Dr. Moriarty is the archenemy of Sherlock Holmes, a mathematical genius who sets traps, builds bombs, and makes the world a more dangerous place for Holmes.

Moriarty would not exist without Holmes. Their struggle makes Moriarty stronger. Moriarty’s mathematical masterminding improves only because Holmes pushes him into a corner.

And in their final battle, they play a game of chess, which devolves into punching and shoving, followed by both Moriarty and Holmes falling hundreds of feet off a ledge into an enormous waterfall in the Alps–into the Reichenbach Falls. Pretty dramatic stuff.

A mind game, capped off with a sloppy boxing match and an incredible risk. What better metaphor for fighting off old (and often inaccurate) memories, shame, regrets, and remorse?

There’s a reason that villains such as Moriarty ring true: These people do exist–for all of us–in real life, as the actual cast in our own day-to-day existence, be they people, feelings, or thoughts. My Moriarty has been a distraction, a lessening of joy in my life. I am ready to get back the time I’ve wasted on this nasty character.

Sometimes I have been locked in mortal combat with something for so long, it becomes a habit–until I can find the strength in myself to no longer give it life. Trying to think my way out of it usually doesn’t work. In my case, the cerebral solution can (and has) resulted in years of making things more complex and angst-ridden than they really are. Obsession brings zero improvement. The process of letting go isn’t pretty, but it’s better than hanging on to an old arch-nemesis.
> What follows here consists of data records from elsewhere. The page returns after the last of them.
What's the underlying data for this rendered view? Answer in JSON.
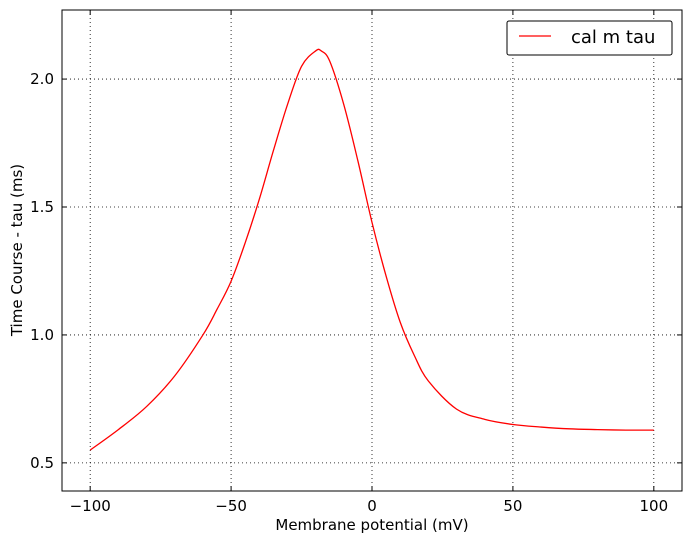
{
  "chart_data": {
    "type": "line",
    "title": "",
    "xlabel": "Membrane potential (mV)",
    "ylabel": "Time Course - tau (ms)",
    "xlim": [
      -110,
      110
    ],
    "ylim": [
      0.39,
      2.27
    ],
    "xticks": [
      -100,
      -50,
      0,
      50,
      100
    ],
    "xtick_labels": [
      "−100",
      "−50",
      "0",
      "50",
      "100"
    ],
    "yticks": [
      0.5,
      1.0,
      1.5,
      2.0
    ],
    "ytick_labels": [
      "0.5",
      "1.0",
      "1.5",
      "2.0"
    ],
    "grid": true,
    "legend_position": "top-right",
    "series": [
      {
        "name": "cal m tau",
        "color": "#ff0000",
        "x": [
          -100,
          -90,
          -80,
          -70,
          -60,
          -55,
          -50,
          -45,
          -40,
          -35,
          -30,
          -25,
          -20,
          -18,
          -15,
          -10,
          -5,
          0,
          5,
          10,
          15,
          20,
          30,
          40,
          50,
          60,
          70,
          80,
          90,
          100
        ],
        "y": [
          0.55,
          0.63,
          0.72,
          0.84,
          1.0,
          1.1,
          1.21,
          1.36,
          1.53,
          1.72,
          1.9,
          2.05,
          2.11,
          2.11,
          2.07,
          1.9,
          1.68,
          1.44,
          1.23,
          1.05,
          0.92,
          0.82,
          0.71,
          0.67,
          0.65,
          0.64,
          0.633,
          0.63,
          0.628,
          0.628
        ]
      }
    ]
  }
}
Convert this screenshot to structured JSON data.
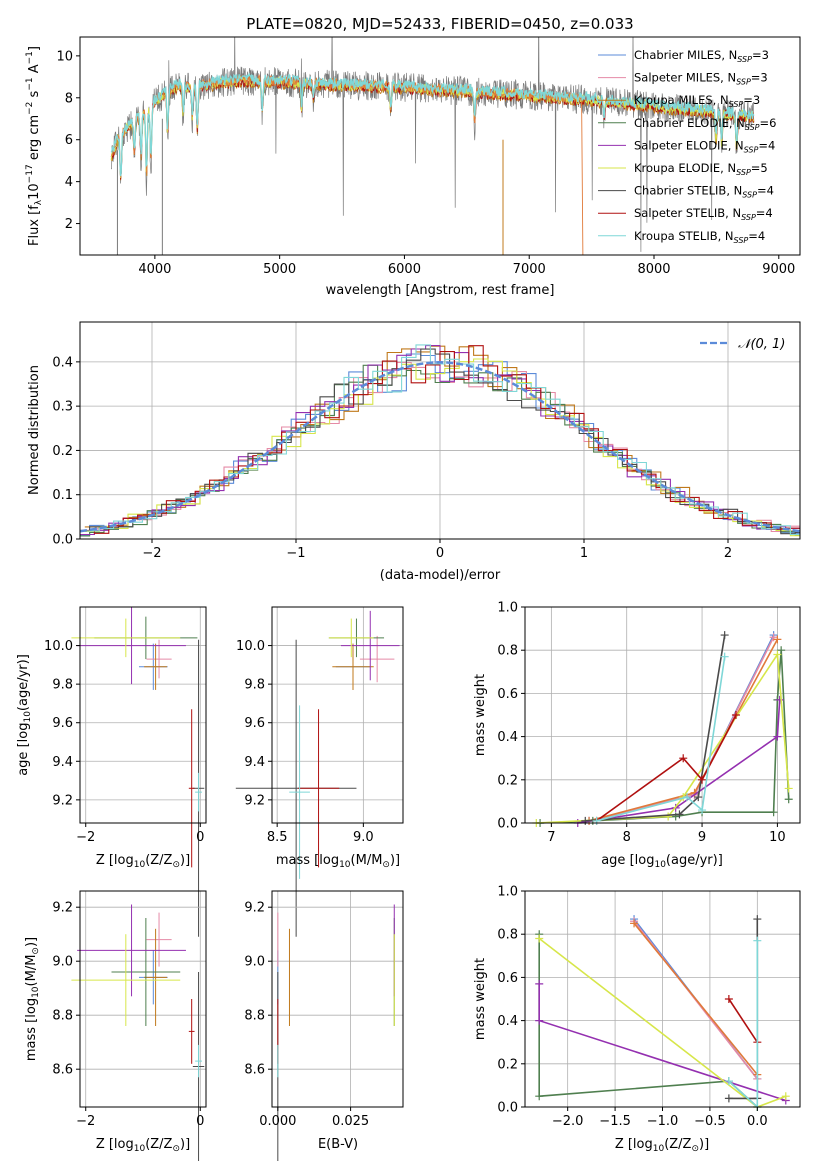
{
  "colors": {
    "chabrier_miles": "#5b8bd9",
    "salpeter_miles": "#e58aa6",
    "kroupa_miles": "#c0791b",
    "chabrier_elodie": "#4f7f4f",
    "salpeter_elodie": "#9430b0",
    "kroupa_elodie": "#d7e64a",
    "chabrier_stelib": "#4a4a4a",
    "salpeter_stelib": "#b01010",
    "kroupa_stelib": "#7fd7d7",
    "data_spectrum": "#7a7a7a",
    "normal_curve": "#5b8bd9",
    "model_orange": "#e07a3a"
  },
  "chart_data": [
    {
      "type": "line",
      "panel": "spectrum",
      "title": "PLATE=0820, MJD=52433, FIBERID=0450, z=0.033",
      "xlabel": "wavelength [Angstrom, rest frame]",
      "ylabel": "Flux [f",
      "ylabel_parts": [
        "Flux [f",
        "λ",
        "10",
        "−17",
        " erg cm",
        "−2",
        " s",
        "−1",
        " A",
        "−1",
        "]"
      ],
      "xlim": [
        3400,
        9170
      ],
      "ylim": [
        0.5,
        10.9
      ],
      "xticks": [
        4000,
        5000,
        6000,
        7000,
        8000,
        9000
      ],
      "yticks": [
        2,
        4,
        6,
        8,
        10
      ],
      "grid": false,
      "legend_position": "top-right",
      "continuum": {
        "x": [
          3650,
          3700,
          3800,
          3900,
          4000,
          4100,
          4200,
          4300,
          4500,
          4700,
          5000,
          5500,
          6000,
          6500,
          7000,
          7500,
          8000,
          8500,
          8800
        ],
        "y": [
          5.2,
          6.0,
          6.7,
          7.2,
          7.8,
          8.3,
          8.6,
          8.5,
          8.7,
          8.8,
          8.75,
          8.6,
          8.5,
          8.3,
          8.1,
          7.9,
          7.6,
          7.3,
          7.1
        ]
      },
      "absorption_lines": [
        {
          "x": 3727,
          "depth": 2.5
        },
        {
          "x": 3835,
          "depth": 1.8
        },
        {
          "x": 3889,
          "depth": 2.2
        },
        {
          "x": 3933,
          "depth": 3.5
        },
        {
          "x": 3968,
          "depth": 3.0
        },
        {
          "x": 4102,
          "depth": 2.2
        },
        {
          "x": 4227,
          "depth": 1.5
        },
        {
          "x": 4300,
          "depth": 1.6
        },
        {
          "x": 4340,
          "depth": 2.3
        },
        {
          "x": 4861,
          "depth": 1.5
        },
        {
          "x": 5175,
          "depth": 1.4
        },
        {
          "x": 5270,
          "depth": 0.8
        },
        {
          "x": 5890,
          "depth": 1.2
        },
        {
          "x": 6563,
          "depth": 1.6
        },
        {
          "x": 7600,
          "depth": 0.8
        },
        {
          "x": 8498,
          "depth": 1.5
        },
        {
          "x": 8542,
          "depth": 1.7
        },
        {
          "x": 8662,
          "depth": 1.8
        }
      ],
      "series": [
        {
          "name": "Chabrier MILES, N",
          "sub": "SSP",
          "suffix": "=3",
          "color_key": "chabrier_miles"
        },
        {
          "name": "Salpeter MILES, N",
          "sub": "SSP",
          "suffix": "=3",
          "color_key": "salpeter_miles"
        },
        {
          "name": "Kroupa MILES, N",
          "sub": "SSP",
          "suffix": "=3",
          "color_key": "kroupa_miles"
        },
        {
          "name": "Chabrier ELODIE, N",
          "sub": "SSP",
          "suffix": "=6",
          "color_key": "chabrier_elodie"
        },
        {
          "name": "Salpeter ELODIE, N",
          "sub": "SSP",
          "suffix": "=4",
          "color_key": "salpeter_elodie"
        },
        {
          "name": "Kroupa ELODIE, N",
          "sub": "SSP",
          "suffix": "=5",
          "color_key": "kroupa_elodie"
        },
        {
          "name": "Chabrier STELIB, N",
          "sub": "SSP",
          "suffix": "=4",
          "color_key": "chabrier_stelib"
        },
        {
          "name": "Salpeter STELIB, N",
          "sub": "SSP",
          "suffix": "=4",
          "color_key": "salpeter_stelib"
        },
        {
          "name": "Kroupa STELIB, N",
          "sub": "SSP",
          "suffix": "=4",
          "color_key": "kroupa_stelib"
        }
      ]
    },
    {
      "type": "line",
      "panel": "residuals",
      "xlabel": "(data-model)/error",
      "ylabel": "Normed distribution",
      "xlim": [
        -2.5,
        2.5
      ],
      "ylim": [
        0,
        0.49
      ],
      "xticks": [
        -2,
        -1,
        0,
        1,
        2
      ],
      "yticks": [
        0.0,
        0.1,
        0.2,
        0.3,
        0.4
      ],
      "grid": true,
      "legend_position": "top-right",
      "legend": "𝒩(0, 1)",
      "normal": {
        "mean": 0,
        "sigma": 1
      }
    },
    {
      "type": "scatter",
      "panel": "age_vs_z",
      "xlabel_prefix": "Z [log",
      "xlabel_sub": "10",
      "xlabel_suffix": "(Z/Z",
      "xlabel_end": ")]",
      "ylabel_prefix": "age  [log",
      "ylabel_sub": "10",
      "ylabel_suffix": "(age/yr)]",
      "xlim": [
        -2.1,
        0.1
      ],
      "ylim": [
        9.08,
        10.2
      ],
      "xticks": [
        -2,
        0
      ],
      "yticks": [
        9.2,
        9.4,
        9.6,
        9.8,
        10.0
      ],
      "points": [
        {
          "x": -0.82,
          "y": 9.89,
          "ex": 0.25,
          "ey": 0.12,
          "color_key": "chabrier_miles"
        },
        {
          "x": -0.72,
          "y": 9.93,
          "ex": 0.22,
          "ey": 0.1,
          "color_key": "salpeter_miles"
        },
        {
          "x": -0.78,
          "y": 9.89,
          "ex": 0.2,
          "ey": 0.12,
          "color_key": "kroupa_miles"
        },
        {
          "x": -0.95,
          "y": 10.04,
          "ex": 0.9,
          "ey": 0.11,
          "color_key": "chabrier_elodie"
        },
        {
          "x": -1.2,
          "y": 10.0,
          "ex": 0.95,
          "ey": 0.2,
          "color_key": "salpeter_elodie"
        },
        {
          "x": -1.3,
          "y": 10.04,
          "ex": 0.95,
          "ey": 0.1,
          "color_key": "kroupa_elodie"
        },
        {
          "x": -0.03,
          "y": 9.26,
          "ex": 0.1,
          "ey": 0.77,
          "color_key": "chabrier_stelib"
        },
        {
          "x": -0.15,
          "y": 9.26,
          "ex": 0.05,
          "ey": 0.41,
          "color_key": "salpeter_stelib"
        },
        {
          "x": -0.03,
          "y": 9.24,
          "ex": 0.06,
          "ey": 0.1,
          "color_key": "kroupa_stelib"
        }
      ]
    },
    {
      "type": "scatter",
      "panel": "age_vs_mass",
      "xlabel_prefix": "mass [log",
      "xlabel_sub": "10",
      "xlabel_suffix": "(M/M",
      "xlabel_end": ")]",
      "xlim": [
        8.47,
        9.23
      ],
      "ylim": [
        9.08,
        10.2
      ],
      "xticks": [
        8.5,
        9.0
      ],
      "yticks": [
        9.2,
        9.4,
        9.6,
        9.8,
        10.0
      ],
      "points": [
        {
          "x": 8.94,
          "y": 9.89,
          "ex": 0.1,
          "ey": 0.12,
          "color_key": "chabrier_miles"
        },
        {
          "x": 9.08,
          "y": 9.93,
          "ex": 0.1,
          "ey": 0.12,
          "color_key": "salpeter_miles"
        },
        {
          "x": 8.94,
          "y": 9.89,
          "ex": 0.12,
          "ey": 0.12,
          "color_key": "kroupa_miles"
        },
        {
          "x": 8.96,
          "y": 10.04,
          "ex": 0.16,
          "ey": 0.1,
          "color_key": "chabrier_elodie"
        },
        {
          "x": 9.04,
          "y": 10.0,
          "ex": 0.17,
          "ey": 0.18,
          "color_key": "salpeter_elodie"
        },
        {
          "x": 8.93,
          "y": 10.04,
          "ex": 0.13,
          "ey": 0.1,
          "color_key": "kroupa_elodie"
        },
        {
          "x": 8.61,
          "y": 9.26,
          "ex": 0.35,
          "ey": 0.77,
          "color_key": "chabrier_stelib"
        },
        {
          "x": 8.74,
          "y": 9.26,
          "ex": 0.12,
          "ey": 0.41,
          "color_key": "salpeter_stelib"
        },
        {
          "x": 8.63,
          "y": 9.24,
          "ex": 0.06,
          "ey": 0.45,
          "color_key": "kroupa_stelib"
        }
      ]
    },
    {
      "type": "line",
      "panel": "massweight_vs_age",
      "xlabel_prefix": "age  [log",
      "xlabel_sub": "10",
      "xlabel_suffix": "(age/yr)]",
      "ylabel": "mass weight",
      "xlim": [
        6.65,
        10.3
      ],
      "ylim": [
        0.0,
        1.0
      ],
      "xticks": [
        7,
        8,
        9,
        10
      ],
      "yticks": [
        0.0,
        0.2,
        0.4,
        0.6,
        0.8,
        1.0
      ],
      "grid": true,
      "series": [
        {
          "color_key": "chabrier_miles",
          "x": [
            7.5,
            8.9,
            9.95
          ],
          "y": [
            0.01,
            0.13,
            0.87
          ]
        },
        {
          "color_key": "salpeter_miles",
          "x": [
            7.5,
            8.9,
            9.95
          ],
          "y": [
            0.01,
            0.13,
            0.86
          ]
        },
        {
          "color_key": "model_orange",
          "x": [
            7.5,
            8.9,
            10.0
          ],
          "y": [
            0.01,
            0.14,
            0.85
          ]
        },
        {
          "color_key": "chabrier_elodie",
          "x": [
            6.85,
            7.55,
            8.65,
            9.0,
            9.95,
            10.0,
            10.05,
            10.15
          ],
          "y": [
            0.0,
            0.01,
            0.03,
            0.05,
            0.05,
            0.57,
            0.8,
            0.11
          ]
        },
        {
          "color_key": "salpeter_elodie",
          "x": [
            7.35,
            8.65,
            10.0,
            10.03
          ],
          "y": [
            0.0,
            0.07,
            0.4,
            0.57
          ]
        },
        {
          "color_key": "kroupa_elodie",
          "x": [
            6.8,
            8.55,
            8.75,
            10.0,
            10.15
          ],
          "y": [
            0.0,
            0.03,
            0.12,
            0.78,
            0.16
          ]
        },
        {
          "color_key": "chabrier_stelib",
          "x": [
            7.45,
            8.7,
            8.95,
            9.3
          ],
          "y": [
            0.01,
            0.04,
            0.12,
            0.87
          ]
        },
        {
          "color_key": "salpeter_stelib",
          "x": [
            7.6,
            8.75,
            9.0,
            9.45
          ],
          "y": [
            0.01,
            0.3,
            0.2,
            0.5
          ]
        },
        {
          "color_key": "kroupa_stelib",
          "x": [
            7.6,
            8.8,
            9.0,
            9.3
          ],
          "y": [
            0.01,
            0.12,
            0.06,
            0.77
          ]
        }
      ]
    },
    {
      "type": "scatter",
      "panel": "mass_vs_z",
      "xlabel_prefix": "Z [log",
      "xlabel_sub": "10",
      "xlabel_suffix": "(Z/Z",
      "xlabel_end": ")]",
      "ylabel_prefix": "mass [log",
      "ylabel_sub": "10",
      "ylabel_suffix": "(M/M",
      "ylabel_end": ")]",
      "xlim": [
        -2.1,
        0.1
      ],
      "ylim": [
        8.46,
        9.26
      ],
      "xticks": [
        -2,
        0
      ],
      "yticks": [
        8.6,
        8.8,
        9.0,
        9.2
      ],
      "points": [
        {
          "x": -0.82,
          "y": 8.94,
          "ex": 0.25,
          "ey": 0.1,
          "color_key": "chabrier_miles"
        },
        {
          "x": -0.72,
          "y": 9.08,
          "ex": 0.22,
          "ey": 0.1,
          "color_key": "salpeter_miles"
        },
        {
          "x": -0.78,
          "y": 8.94,
          "ex": 0.2,
          "ey": 0.18,
          "color_key": "kroupa_miles"
        },
        {
          "x": -0.95,
          "y": 8.96,
          "ex": 0.6,
          "ey": 0.2,
          "color_key": "chabrier_elodie"
        },
        {
          "x": -1.2,
          "y": 9.04,
          "ex": 0.95,
          "ey": 0.17,
          "color_key": "salpeter_elodie"
        },
        {
          "x": -1.3,
          "y": 8.93,
          "ex": 0.95,
          "ey": 0.17,
          "color_key": "kroupa_elodie"
        },
        {
          "x": -0.03,
          "y": 8.61,
          "ex": 0.1,
          "ey": 0.35,
          "color_key": "chabrier_stelib"
        },
        {
          "x": -0.15,
          "y": 8.74,
          "ex": 0.05,
          "ey": 0.12,
          "color_key": "salpeter_stelib"
        },
        {
          "x": -0.03,
          "y": 8.63,
          "ex": 0.06,
          "ey": 0.06,
          "color_key": "kroupa_stelib"
        }
      ]
    },
    {
      "type": "scatter",
      "panel": "mass_vs_ebv",
      "xlabel": "E(B-V)",
      "xlim": [
        -0.002,
        0.043
      ],
      "ylim": [
        8.46,
        9.26
      ],
      "xticks": [
        0.0,
        0.025
      ],
      "xtick_labels": [
        "0.000",
        "0.025"
      ],
      "yticks": [
        8.6,
        8.8,
        9.0,
        9.2
      ],
      "points": [
        {
          "x": 0.0,
          "y": 8.94,
          "ey": 0.1,
          "color_key": "chabrier_miles"
        },
        {
          "x": 0.0,
          "y": 9.08,
          "ey": 0.1,
          "color_key": "salpeter_miles"
        },
        {
          "x": 0.004,
          "y": 8.94,
          "ey": 0.18,
          "color_key": "kroupa_miles"
        },
        {
          "x": 0.04,
          "y": 8.96,
          "ey": 0.2,
          "color_key": "chabrier_elodie"
        },
        {
          "x": 0.04,
          "y": 9.04,
          "ey": 0.17,
          "color_key": "salpeter_elodie"
        },
        {
          "x": 0.04,
          "y": 8.93,
          "ey": 0.17,
          "color_key": "kroupa_elodie"
        },
        {
          "x": 0.0,
          "y": 8.61,
          "ey": 0.35,
          "color_key": "chabrier_stelib"
        },
        {
          "x": 0.0,
          "y": 8.74,
          "ey": 0.12,
          "color_key": "salpeter_stelib"
        },
        {
          "x": 0.0,
          "y": 8.63,
          "ey": 0.06,
          "color_key": "kroupa_stelib"
        }
      ]
    },
    {
      "type": "line",
      "panel": "massweight_vs_z",
      "xlabel_prefix": "Z [log",
      "xlabel_sub": "10",
      "xlabel_suffix": "(Z/Z",
      "xlabel_end": ")]",
      "ylabel": "mass weight",
      "xlim": [
        -2.45,
        0.45
      ],
      "ylim": [
        0.0,
        1.0
      ],
      "xticks": [
        -2.0,
        -1.5,
        -1.0,
        -0.5,
        0.0
      ],
      "xtick_labels": [
        "−2.0",
        "−1.5",
        "−1.0",
        "−0.5",
        "0.0"
      ],
      "yticks": [
        0.0,
        0.2,
        0.4,
        0.6,
        0.8,
        1.0
      ],
      "grid": true,
      "series": [
        {
          "color_key": "chabrier_miles",
          "x": [
            -1.3,
            0.0
          ],
          "y": [
            0.87,
            0.13
          ]
        },
        {
          "color_key": "salpeter_miles",
          "x": [
            -1.3,
            0.0
          ],
          "y": [
            0.86,
            0.13
          ]
        },
        {
          "color_key": "model_orange",
          "x": [
            -1.3,
            0.0
          ],
          "y": [
            0.85,
            0.15
          ]
        },
        {
          "color_key": "chabrier_elodie",
          "x": [
            -2.3,
            -2.3,
            -0.3,
            0.0
          ],
          "y": [
            0.8,
            0.05,
            0.12,
            0.0
          ]
        },
        {
          "color_key": "salpeter_elodie",
          "x": [
            -2.3,
            -2.3,
            0.3
          ],
          "y": [
            0.57,
            0.4,
            0.03
          ]
        },
        {
          "color_key": "kroupa_elodie",
          "x": [
            -2.3,
            0.0,
            0.3
          ],
          "y": [
            0.78,
            0.0,
            0.05
          ]
        },
        {
          "color_key": "chabrier_stelib",
          "x": [
            -0.3,
            0.0,
            0.0
          ],
          "y": [
            0.04,
            0.04,
            0.87
          ]
        },
        {
          "color_key": "salpeter_stelib",
          "x": [
            -0.3,
            0.0
          ],
          "y": [
            0.5,
            0.3
          ]
        },
        {
          "color_key": "kroupa_stelib",
          "x": [
            -0.3,
            0.0,
            0.0
          ],
          "y": [
            0.12,
            0.0,
            0.77
          ]
        }
      ]
    }
  ]
}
Pushing my Moriarty off the ledge requires that I go over with him–at least a part of me. Scary to let go of an old part of myself, even if I know that I no longer need or want it. It’s the ultimate renunciation of attachment. This is the rebirth process for Holmes, who survives the fall, a baptism of sorts for him.

When I make the decision to kill off my Moriarty, I am going to celebrate. As a matter of fact, there are two very specific Moriarty characters that I am pushing into the waterfall very soon. I will relish their drop into oblivion, because they have held me back from being as true to myself as I can be–from consistently being the person that I am supposed to be (insert God reference if you’d prefer).